Have you looked at Daniel's uCalc Transformer as a possible way for O2 users to port their code to C?
Title: Re: Making Oxygen
Post by: Aurel on September 16, 2013, 09:09:07 PM
I'm not interested for c emiter and i will use 0.24.

By the way i see this ucalc transformer and idea is not bad BUT
what you can translate,if you translate PB code to C which contain win api function
your C code will only work on windows,right?
Title: Re: Making Oxygen
Post by: JRS on September 16, 2013, 10:03:45 PM
The uCalc Transformer can translate anything to anything else. Daniel's project is to try and give the PB folks a migration path and still allow them to feel at home using PB syntax. Patrice has also provided a library of C++ functions emulating PowerBASIC syntax.

Title: Re: Making Oxygen
Post by: kryton9 on September 16, 2013, 10:22:07 PM
John, AllBasic site was what came up when I searched for uCalc Transformer.  Looks interesting.

Here is a thought, can't we output existing oxygen to c++ and then use c++ to develop oxygen for the future?
Title: Re: Making Oxygen
Post by: Charles Pegge on September 18, 2013, 01:18:10 PM
From FB, I think it will have to be manually coded ,as Patrice did with his PB-based libraries. An automated translation would cause too many cryptic bugs.

The trivial stuff like curly braces and semicolons could be automated quite easily though.
Title: Re: Making Oxygen
Post by: JRS on September 18, 2013, 01:34:54 PM
I think the smart way is to use Daniel's tool to convert BaCon to C. You have a working model to use as a guide.
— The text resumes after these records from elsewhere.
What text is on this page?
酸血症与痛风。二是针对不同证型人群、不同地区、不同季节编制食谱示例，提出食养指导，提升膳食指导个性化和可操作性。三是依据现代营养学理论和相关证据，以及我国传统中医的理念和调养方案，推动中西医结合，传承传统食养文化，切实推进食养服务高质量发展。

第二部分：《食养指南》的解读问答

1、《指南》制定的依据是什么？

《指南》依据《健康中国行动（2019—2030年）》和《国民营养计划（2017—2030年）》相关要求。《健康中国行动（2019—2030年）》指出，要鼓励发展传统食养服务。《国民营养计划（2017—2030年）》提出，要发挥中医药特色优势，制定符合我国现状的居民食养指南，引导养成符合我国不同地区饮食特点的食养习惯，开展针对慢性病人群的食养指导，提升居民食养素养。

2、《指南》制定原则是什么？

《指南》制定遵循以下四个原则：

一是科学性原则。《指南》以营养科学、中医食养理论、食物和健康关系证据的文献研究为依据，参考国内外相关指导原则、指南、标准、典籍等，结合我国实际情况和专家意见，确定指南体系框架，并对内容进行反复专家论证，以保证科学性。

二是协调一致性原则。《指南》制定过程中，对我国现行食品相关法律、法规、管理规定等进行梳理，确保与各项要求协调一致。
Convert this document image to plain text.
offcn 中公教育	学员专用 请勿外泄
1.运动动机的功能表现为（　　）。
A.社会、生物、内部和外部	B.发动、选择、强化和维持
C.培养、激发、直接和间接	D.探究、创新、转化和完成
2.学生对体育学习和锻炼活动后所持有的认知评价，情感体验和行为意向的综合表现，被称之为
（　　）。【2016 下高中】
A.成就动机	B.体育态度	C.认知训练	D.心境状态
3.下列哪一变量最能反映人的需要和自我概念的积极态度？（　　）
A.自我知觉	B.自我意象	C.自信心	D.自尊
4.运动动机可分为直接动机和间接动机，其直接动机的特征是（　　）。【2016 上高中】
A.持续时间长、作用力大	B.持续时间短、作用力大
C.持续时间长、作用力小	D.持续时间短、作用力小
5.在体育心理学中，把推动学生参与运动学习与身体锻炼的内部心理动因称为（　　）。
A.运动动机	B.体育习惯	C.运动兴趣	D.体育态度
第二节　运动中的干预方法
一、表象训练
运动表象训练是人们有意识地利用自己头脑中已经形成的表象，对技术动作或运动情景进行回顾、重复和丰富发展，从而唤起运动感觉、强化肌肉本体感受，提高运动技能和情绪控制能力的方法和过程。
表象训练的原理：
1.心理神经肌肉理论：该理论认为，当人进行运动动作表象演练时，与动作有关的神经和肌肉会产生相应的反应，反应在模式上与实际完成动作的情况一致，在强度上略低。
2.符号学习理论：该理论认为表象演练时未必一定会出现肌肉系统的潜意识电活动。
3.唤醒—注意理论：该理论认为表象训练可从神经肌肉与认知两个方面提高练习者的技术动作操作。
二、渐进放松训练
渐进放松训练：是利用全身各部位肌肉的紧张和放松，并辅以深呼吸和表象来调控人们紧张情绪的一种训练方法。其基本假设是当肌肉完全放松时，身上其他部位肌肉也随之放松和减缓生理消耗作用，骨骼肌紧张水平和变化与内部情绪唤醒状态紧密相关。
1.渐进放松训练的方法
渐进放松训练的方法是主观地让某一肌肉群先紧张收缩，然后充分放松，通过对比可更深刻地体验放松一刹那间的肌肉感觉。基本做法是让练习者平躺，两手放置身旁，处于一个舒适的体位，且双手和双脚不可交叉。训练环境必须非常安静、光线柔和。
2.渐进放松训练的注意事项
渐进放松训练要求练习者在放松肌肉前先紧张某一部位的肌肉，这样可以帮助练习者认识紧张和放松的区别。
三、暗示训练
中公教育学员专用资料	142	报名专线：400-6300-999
That could then be the gold standard for a traditional BASIC to ANSI/C tranlator. Variations could be derived from that. The biggest obstacle I see is a efficient memory/string manager. Is multi-threading a feature that should be considered for a BASIC to C translator?  

Trying to convert the O2 compiler to C++ is unrealistic IMHO.